Pour le moment, nous attendons toujours une décision du gouvernement fédéral. Ce dernier a posé plusieurs conditions pour une intervention dans le détroit, conditions qui semblent presque réunies. "Nous sommes prêts à aider", déclarait lundi le ministre des Affaires étrangères, Maxime Prévot, sur le réseau social X.
"Nous sommes prêts à envoyer notre chasseur de mines, mais nous devons d'abord attendre que des accords soient conclus au sein de la Coalition des volontaires concernant la répartition des rôles", a déclaré le ministre de la Défense, Théo Francken. Ce n'est qu'ensuite que la question sera soumise au conseil des ministres et au Parlement. "La Belgique peut également proposer d'autres services maritimes", a ajouté le ministre Francken.
Néanmoins, aucune décision n'a encore été prise. L'amiral Tanguy Botman, commandant de la Marine belge, l'a confirmé sur le plateau de Terzake. "Ces conditions sont très importantes. Il s'agit d'un cessez-le-feu permanent et d’un mandat international. Pour l'instant, ce n'est pas le cas".
Que peut proposer la Belgique?
Pourquoi le chasseur de mines a-t-il alors déjà été envoyé en Méditerranée ? "Nous avons décidé de positionner le navire en prévision d'un éventuel déploiement dans le détroit." Mais il y a d'autres raisons. "Le Primula est là pour des exercices avec d'autres navires de l’Otan afin de perfectionner l'expertise de notre équipage."
Pour le moment, il est probable qu'un seul chasseur de mines restera déployé en cas de besoin. "Toutefois, d'autres moyens pourraient être mobilisés à la suite d’une décision politique." Et cela ne concerne pas uniquement les chasseurs de mines. "Nous disposons également de drones portables, positionnés par avion, pour détecter les mines, qui peuvent ensuite être neutralisées par des plongeurs. Nous avons aussi des officiers qui peuvent être déployés et, éventuellement, une frégate cet automne."
L’amiral Botman souligne également que la Marine belge ne participera à une opération de sécurité que dans le cadre d'une large coopération. Et c'est indispensable. "Le Primula est un petit navire qui détecte et neutralise les mines, mais il ne possède pas de capacités d'autodéfense."
Si le Primula est déployé au sein d'une coalition avec l'Union européenne ou l'OTAN, il peut être protégé par d'autres frégates dotées de capacités d'autodéfense.
Est-ce une mission dangereuse?
On ignore également s'il y a réellement des mines marines dans le détroit d'Ormuz. "Il n'y a effectivement aucune certitude pour l'instant, mais nous avons entendu dire qu'il y en aurait. Il serait toutefois intéressant de se rendre sur place avec un chasseur de mines pour rassurer la population et confirmer leur absence."

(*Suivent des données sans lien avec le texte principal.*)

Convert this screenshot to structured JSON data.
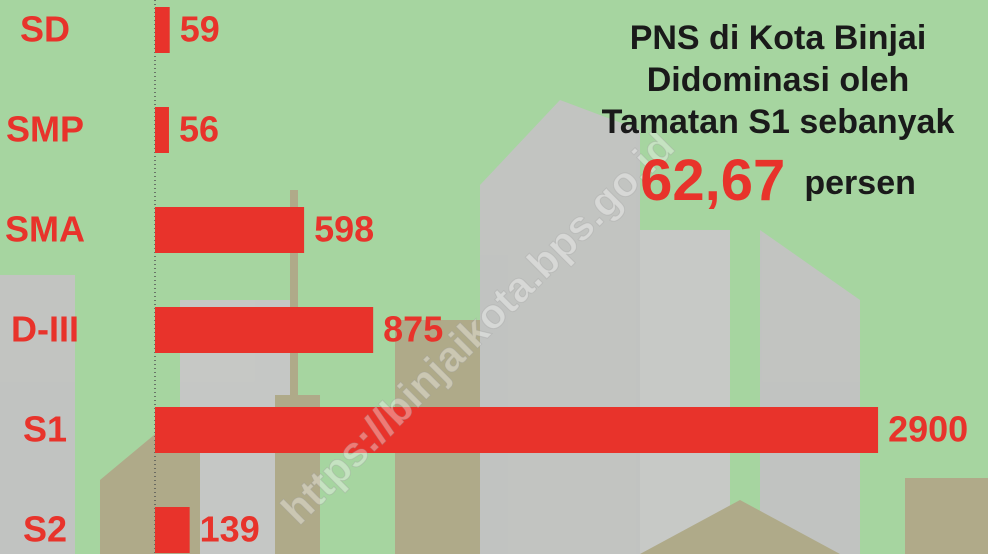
{
  "chart_data": {
    "type": "hbar",
    "title_lines": [
      "PNS di Kota Binjai",
      "Didominasi oleh",
      "Tamatan S1 sebanyak"
    ],
    "highlight_value": "62,67",
    "highlight_unit": "persen",
    "watermark": "https://binjaikota.bps.go.id",
    "categories": [
      "SD",
      "SMP",
      "SMA",
      "D-III",
      "S1",
      "S2"
    ],
    "values": [
      59,
      56,
      598,
      875,
      2900,
      139
    ],
    "color": "#e8332b",
    "xlim": [
      0,
      3000
    ]
  }
}
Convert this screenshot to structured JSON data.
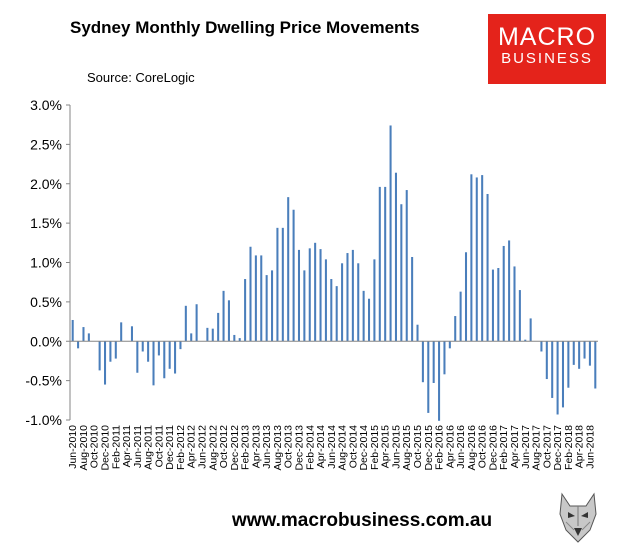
{
  "title": "Sydney Monthly Dwelling Price Movements",
  "source": "Source: CoreLogic",
  "logo": {
    "line1": "MACRO",
    "line2": "BUSINESS",
    "color": "#e4231b"
  },
  "footer_url": "www.macrobusiness.com.au",
  "colors": {
    "bar": "#4a7ebb",
    "axis": "#868686"
  },
  "chart_data": {
    "type": "bar",
    "title": "Sydney Monthly Dwelling Price Movements",
    "xlabel": "",
    "ylabel": "",
    "ylim": [
      -1.0,
      3.0
    ],
    "y_ticks": [
      "3.0%",
      "2.5%",
      "2.0%",
      "1.5%",
      "1.0%",
      "0.5%",
      "0.0%",
      "-0.5%",
      "-1.0%"
    ],
    "grid": false,
    "legend": "none",
    "x_tick_labels": [
      "Jun-2010",
      "Aug-2010",
      "Oct-2010",
      "Dec-2010",
      "Feb-2011",
      "Apr-2011",
      "Jun-2011",
      "Aug-2011",
      "Oct-2011",
      "Dec-2011",
      "Feb-2012",
      "Apr-2012",
      "Jun-2012",
      "Aug-2012",
      "Oct-2012",
      "Dec-2012",
      "Feb-2013",
      "Apr-2013",
      "Jun-2013",
      "Aug-2013",
      "Oct-2013",
      "Dec-2013",
      "Feb-2014",
      "Apr-2014",
      "Jun-2014",
      "Aug-2014",
      "Oct-2014",
      "Dec-2014",
      "Feb-2015",
      "Apr-2015",
      "Jun-2015",
      "Aug-2015",
      "Oct-2015",
      "Dec-2015",
      "Feb-2016",
      "Apr-2016",
      "Jun-2016",
      "Aug-2016",
      "Oct-2016",
      "Dec-2016",
      "Feb-2017",
      "Apr-2017",
      "Jun-2017",
      "Aug-2017",
      "Oct-2017",
      "Dec-2017",
      "Feb-2018",
      "Apr-2018",
      "Jun-2018"
    ],
    "series": [
      {
        "name": "",
        "values": [
          0.27,
          -0.09,
          0.18,
          0.1,
          0.0,
          -0.37,
          -0.55,
          -0.26,
          -0.22,
          0.24,
          0.0,
          0.19,
          -0.4,
          -0.13,
          -0.26,
          -0.56,
          -0.18,
          -0.47,
          -0.35,
          -0.41,
          -0.1,
          0.45,
          0.1,
          0.47,
          0.0,
          0.17,
          0.16,
          0.36,
          0.64,
          0.52,
          0.08,
          0.04,
          0.79,
          1.2,
          1.09,
          1.09,
          0.84,
          0.9,
          1.44,
          1.44,
          1.83,
          1.67,
          1.16,
          0.9,
          1.18,
          1.25,
          1.17,
          1.04,
          0.79,
          0.7,
          0.99,
          1.12,
          1.16,
          0.99,
          0.64,
          0.54,
          1.04,
          1.96,
          1.96,
          2.74,
          2.14,
          1.74,
          1.92,
          1.07,
          0.21,
          -0.52,
          -0.91,
          -0.53,
          -1.01,
          -0.42,
          -0.09,
          0.32,
          0.63,
          1.13,
          2.12,
          2.08,
          2.11,
          1.87,
          0.91,
          0.93,
          1.21,
          1.28,
          0.95,
          0.65,
          0.02,
          0.29,
          0.0,
          -0.13,
          -0.48,
          -0.72,
          -0.93,
          -0.84,
          -0.59,
          -0.3,
          -0.35,
          -0.22,
          -0.31,
          -0.6
        ]
      }
    ]
  }
}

Est-il alors responsable de se rendre dans une région instable sans avoir la certitude de la présence de mines marines ? "Une mission militaire est toujours dangereuse", souligne Tanguy Botman. C'est pourquoi il est également important de lancer l'opération avec une large coalition et que ces deux conditions soient réunies.
"Il ne s'agit pas d'une décision prise à l'instinct, mais sur la base d'une analyse des risques. Et avec ces deux conditions, le risque est pleinement acceptable."